American bodyboarder

Ben Severson is a Sandy Beach bodyboarder. He was the 1986 world bodyboarding champion.

== Biography ==
In the early 1980s, Severson had been riding the Morey Boogie Mach 7-7, the first slick-bottomed board designed by Tom Morey. In 1984 Severson began experimenting with transitional rails and changing the size of his boards as well.
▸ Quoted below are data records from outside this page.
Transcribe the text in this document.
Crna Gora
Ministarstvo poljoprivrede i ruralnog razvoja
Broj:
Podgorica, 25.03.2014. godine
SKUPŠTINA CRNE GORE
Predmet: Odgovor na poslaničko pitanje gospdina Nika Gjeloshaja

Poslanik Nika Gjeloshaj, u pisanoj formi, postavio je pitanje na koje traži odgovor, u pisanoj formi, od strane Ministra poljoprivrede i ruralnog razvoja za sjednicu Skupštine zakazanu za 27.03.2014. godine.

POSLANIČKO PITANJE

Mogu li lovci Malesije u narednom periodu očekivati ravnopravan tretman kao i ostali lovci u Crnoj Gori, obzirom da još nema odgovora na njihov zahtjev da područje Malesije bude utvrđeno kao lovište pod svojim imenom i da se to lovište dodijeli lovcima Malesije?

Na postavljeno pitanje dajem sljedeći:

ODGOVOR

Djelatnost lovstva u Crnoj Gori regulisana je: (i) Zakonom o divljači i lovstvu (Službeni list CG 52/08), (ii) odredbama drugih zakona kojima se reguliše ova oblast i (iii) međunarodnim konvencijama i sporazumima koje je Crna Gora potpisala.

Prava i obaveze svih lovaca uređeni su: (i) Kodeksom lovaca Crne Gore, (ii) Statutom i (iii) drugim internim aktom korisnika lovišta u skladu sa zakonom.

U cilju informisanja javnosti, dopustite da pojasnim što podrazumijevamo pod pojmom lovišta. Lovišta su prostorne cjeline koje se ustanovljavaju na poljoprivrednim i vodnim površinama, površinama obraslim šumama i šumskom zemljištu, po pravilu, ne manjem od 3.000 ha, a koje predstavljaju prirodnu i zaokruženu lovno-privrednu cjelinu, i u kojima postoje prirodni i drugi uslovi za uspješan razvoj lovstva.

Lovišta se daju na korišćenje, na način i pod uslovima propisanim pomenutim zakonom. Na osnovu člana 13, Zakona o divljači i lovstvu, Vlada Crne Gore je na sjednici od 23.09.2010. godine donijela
Morey Boogie sent him blanks that he began to customize, in particular to aid surfing in large surf at Pipeline.

By 1986 Severson was becoming recognized as a developer of innovative board designs by the industry and that year was his most successful competitively as he won both the 1986 Morey World Championship and the National Pro/Am.
In 1987 Severson signed with bodyboard manufacturer BZ and he soon released his first mass-produced custom board named the BEN T-10. Despite costing US$305 it became one of the best-selling boards on the market.

In the 1990s he established Ben Severson Designs (BSD) and continues to produce custom boards.

== Teahupo'o ==
Along with fellow bodyboarder Mike Stewart, Severson pioneered surfing Teahupo'o in the late 1980s. This location has since gone on to become a premier global big-wave surfing destination on the WSL circuit.